Interview mit Heaven Shall Burn
Interview mit Schlagzeuger Matthias am 17.06.2006 die "antigone" war zwar nicht die schlechteste platte, die wir gemacht haben, aber sicherlich auch nicht die beste
Heaven Shall Burn dosenmusik: bisher haben wir heaven shall burn in unseren beiträgen schon fast sträflich vernachlässigt. eines unserer ziele ist es, sämtliche deutsche bzw. deutschsprachige bands dieser genres mindestens 1x zu interviewen. maroon, caliban, machinemade god, cataract, destiny, neaera usw. .... ihr fehlt u.a. noch in dieser liste!
matthias: wir sind auch lange nicht so oft unterwegs wie die anderen bands. das vorhin war erst der 5. oder 6. auftritt dieses jahr.
dosenmusik: das letzte mal war vor 3 wochen?
matthias: nein, letzte woche haben wir auf der hochzeit eines freundes gespielt.
dosenmusik: (lacht) davon habe ich gelesen. wie kam das denn zustande?
matthias: ein mitglied einer befreundeten band hat am 06.06.06 geheiratet und hat uns dann gefragt, ob wir nicht am 10.06. bei seiner feier auftreten wollen. war ganz lustig das ganze.
dosenmusik: habt ihr da eure songs gespielt oder gabs vielleicht auch mal ein liebeslied zwischendurch?
matthias: nee, schon unsere songs. so viele leute waren jetzt nicht da, also haben wir reise nach jerusalem mit denen gespielt.
dosenmusik: (lacht) im ernst!? ihr hört mitten im song auf und die leute mussten sich dann schnell hinsetzen?
matthias: ja, sicher! so funktioniert das spiel doch, oder!? (grinst) aber für andere songs im sinne von liebes- oder hochzeitsongs hatten wir nicht ausreichend vorbereitungszeit.
dosenmusik: schade! ok, wie du schon sagtest, ihr seid nicht oft auf tour und wenn, dann nicht für lange zeit. eure auftritte sind oftmals an wochenenden. wie kommt es dazu? habt ihr noch jobs, denen ihr nachgeht?
matthias: ein paar von uns studieren noch, die anderen arbeiten und außerdem haben wir auch kein bock ständig alles mitzunehmen. wir wollen uns einfach den spaß an der sache erhalten.
dosenmusik: na gut, aber für die meisten bands, die ich jetzt kenne, ist das touren einfach das wichtigste.
matthias: fast alle bands haben spaß auf der bühne, aber das drumherum nervt mich. man fährt ständig rum, ist weit weg von zuhause, man macht 95% des tages überhaupt nichts außer warten und das schlägt dann immer alles aufs gemüt.

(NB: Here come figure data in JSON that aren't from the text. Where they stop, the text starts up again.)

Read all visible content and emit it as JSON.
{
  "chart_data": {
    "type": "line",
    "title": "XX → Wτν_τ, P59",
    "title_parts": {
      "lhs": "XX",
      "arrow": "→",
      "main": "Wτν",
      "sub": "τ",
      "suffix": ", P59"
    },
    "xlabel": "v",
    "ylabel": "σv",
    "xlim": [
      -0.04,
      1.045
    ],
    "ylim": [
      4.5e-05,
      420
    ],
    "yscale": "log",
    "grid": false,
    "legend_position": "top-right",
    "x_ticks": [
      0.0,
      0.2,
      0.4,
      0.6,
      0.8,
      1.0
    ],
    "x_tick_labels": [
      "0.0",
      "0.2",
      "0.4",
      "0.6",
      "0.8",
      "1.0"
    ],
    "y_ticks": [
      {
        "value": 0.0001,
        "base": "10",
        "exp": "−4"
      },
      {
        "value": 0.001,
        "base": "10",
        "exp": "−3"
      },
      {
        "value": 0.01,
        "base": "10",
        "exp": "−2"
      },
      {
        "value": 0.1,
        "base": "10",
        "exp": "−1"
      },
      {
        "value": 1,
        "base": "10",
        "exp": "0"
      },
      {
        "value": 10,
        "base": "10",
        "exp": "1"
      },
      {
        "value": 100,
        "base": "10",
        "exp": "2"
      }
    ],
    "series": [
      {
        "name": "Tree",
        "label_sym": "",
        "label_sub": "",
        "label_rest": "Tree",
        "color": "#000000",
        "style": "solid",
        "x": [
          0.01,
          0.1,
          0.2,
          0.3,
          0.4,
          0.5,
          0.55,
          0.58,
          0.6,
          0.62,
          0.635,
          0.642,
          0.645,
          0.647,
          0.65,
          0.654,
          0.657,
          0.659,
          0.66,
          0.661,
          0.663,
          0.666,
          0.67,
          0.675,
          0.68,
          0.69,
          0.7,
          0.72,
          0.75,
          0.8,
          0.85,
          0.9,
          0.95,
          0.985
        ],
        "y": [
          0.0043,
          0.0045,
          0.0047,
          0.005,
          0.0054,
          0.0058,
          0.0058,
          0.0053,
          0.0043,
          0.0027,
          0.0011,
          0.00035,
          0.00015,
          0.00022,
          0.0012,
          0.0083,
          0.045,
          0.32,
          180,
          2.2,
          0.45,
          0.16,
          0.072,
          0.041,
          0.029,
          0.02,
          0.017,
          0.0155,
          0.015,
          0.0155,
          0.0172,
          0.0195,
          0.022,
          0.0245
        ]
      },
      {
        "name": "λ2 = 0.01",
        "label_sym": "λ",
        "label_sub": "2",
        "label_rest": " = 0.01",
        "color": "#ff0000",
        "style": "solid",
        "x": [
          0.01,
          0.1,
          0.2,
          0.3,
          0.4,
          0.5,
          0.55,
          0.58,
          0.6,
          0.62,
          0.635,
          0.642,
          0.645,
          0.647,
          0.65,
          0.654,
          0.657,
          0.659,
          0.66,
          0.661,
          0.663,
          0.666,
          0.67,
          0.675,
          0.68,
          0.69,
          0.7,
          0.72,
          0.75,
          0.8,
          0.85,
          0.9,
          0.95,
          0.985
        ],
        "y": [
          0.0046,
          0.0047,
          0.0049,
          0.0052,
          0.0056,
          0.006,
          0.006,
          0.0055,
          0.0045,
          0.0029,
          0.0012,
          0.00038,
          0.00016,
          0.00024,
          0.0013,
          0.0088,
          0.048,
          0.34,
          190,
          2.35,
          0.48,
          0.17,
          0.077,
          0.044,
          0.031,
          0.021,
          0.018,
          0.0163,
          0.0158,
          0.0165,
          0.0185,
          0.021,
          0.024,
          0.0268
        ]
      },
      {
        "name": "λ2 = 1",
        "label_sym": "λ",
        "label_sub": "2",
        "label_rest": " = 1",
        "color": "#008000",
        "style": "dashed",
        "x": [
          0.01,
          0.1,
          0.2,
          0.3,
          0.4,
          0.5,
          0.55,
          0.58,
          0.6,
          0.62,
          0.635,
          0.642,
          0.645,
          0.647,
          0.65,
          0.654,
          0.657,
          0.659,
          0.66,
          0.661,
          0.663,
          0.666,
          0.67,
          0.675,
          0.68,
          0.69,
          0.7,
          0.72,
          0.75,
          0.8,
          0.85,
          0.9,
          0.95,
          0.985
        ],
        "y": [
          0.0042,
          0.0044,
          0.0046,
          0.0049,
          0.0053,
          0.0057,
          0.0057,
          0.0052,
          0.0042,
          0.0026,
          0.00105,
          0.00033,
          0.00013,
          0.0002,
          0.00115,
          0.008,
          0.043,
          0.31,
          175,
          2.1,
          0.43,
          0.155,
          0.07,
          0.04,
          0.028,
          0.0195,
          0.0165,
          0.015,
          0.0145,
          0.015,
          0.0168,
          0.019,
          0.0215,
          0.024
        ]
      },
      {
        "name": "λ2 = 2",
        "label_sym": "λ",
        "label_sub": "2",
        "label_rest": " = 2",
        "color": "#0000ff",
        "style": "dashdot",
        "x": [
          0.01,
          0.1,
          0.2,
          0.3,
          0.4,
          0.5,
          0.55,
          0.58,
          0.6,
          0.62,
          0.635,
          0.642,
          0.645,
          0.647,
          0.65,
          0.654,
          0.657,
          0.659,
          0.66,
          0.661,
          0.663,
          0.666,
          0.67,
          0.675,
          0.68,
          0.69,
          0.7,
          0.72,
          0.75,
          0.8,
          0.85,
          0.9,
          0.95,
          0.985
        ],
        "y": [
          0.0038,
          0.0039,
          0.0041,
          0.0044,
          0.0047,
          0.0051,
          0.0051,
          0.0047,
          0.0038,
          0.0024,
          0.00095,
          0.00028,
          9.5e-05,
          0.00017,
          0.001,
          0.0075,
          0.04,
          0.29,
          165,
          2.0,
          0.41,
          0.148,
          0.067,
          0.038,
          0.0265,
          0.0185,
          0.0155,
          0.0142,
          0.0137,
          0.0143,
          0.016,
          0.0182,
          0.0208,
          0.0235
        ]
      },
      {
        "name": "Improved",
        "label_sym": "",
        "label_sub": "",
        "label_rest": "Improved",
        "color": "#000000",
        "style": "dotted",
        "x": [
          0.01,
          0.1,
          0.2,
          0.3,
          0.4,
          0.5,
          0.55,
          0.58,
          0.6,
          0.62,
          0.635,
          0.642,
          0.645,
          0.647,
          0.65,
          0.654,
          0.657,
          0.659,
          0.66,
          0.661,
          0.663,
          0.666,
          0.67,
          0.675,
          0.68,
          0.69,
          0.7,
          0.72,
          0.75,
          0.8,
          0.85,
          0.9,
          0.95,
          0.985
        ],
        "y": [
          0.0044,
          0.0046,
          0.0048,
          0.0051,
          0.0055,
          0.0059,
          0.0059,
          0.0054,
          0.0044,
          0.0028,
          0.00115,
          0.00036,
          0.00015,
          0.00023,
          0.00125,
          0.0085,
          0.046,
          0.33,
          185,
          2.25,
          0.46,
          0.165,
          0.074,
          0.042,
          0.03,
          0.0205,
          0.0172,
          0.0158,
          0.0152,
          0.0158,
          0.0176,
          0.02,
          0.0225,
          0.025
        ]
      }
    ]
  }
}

dosenmusik: ihr habt vor kurzem einen eurer gitarristen gewechselt. was ist da passiert?
matthias: naja, er ist jetzt in seinem letzten jahr an der uni und steht kurz vor seinem abschluss. er will sich dann auch einen richtigen job suchen und hat dementsprechend einfach keine zeit mehr für die band. jetzt ist es zwar so, dass wir auch alle anderen tätigkeiten nachgehen, aber es kann eben sein, dass es wegen der arbeitsplatzsituation bei uns dazu kommt, dass er für einen job umziehen muss und dann klappt das auch nicht mehr mit dieser doppelbelastung.
dosenmusik: wo wohnt ihr?
matthias: saalfeld, weimar, erfurt - alle um die ecke. (grinst)
dosenmusik: und alexander dietz, euer neuer gitarrist, wohnt in der nähe?
matthias: ja, auch in saalfeld.
dosenmusik: ich hab auf eurer homepage eure bandbiographie gelesen und da sind u.a. auch eure persönlichen einflüsse bzw. eure lieblingsbands genannt. bei alex unterscheidet sich das komplett von euch anderen. zum beispiel cro-mags bei euch und pearl jam bei ihm. bringt er dadurch frischen wind in eure band?
matthias: ja, das stimmt. er kommt aus einer völlig anderen ecke und hat vorher bei alternative bands wie honeytoast gespielt. sagt dir wahrscheinlich nix!? (grinst) er sieht die musik unter ganz anderen gesichtspunkten. das heißt jetzt nicht, dass er mit einem foo fighters riff ankommt oder so, er hört ja auch harte musik, aber er ist so ein riesiges musikalisches talent.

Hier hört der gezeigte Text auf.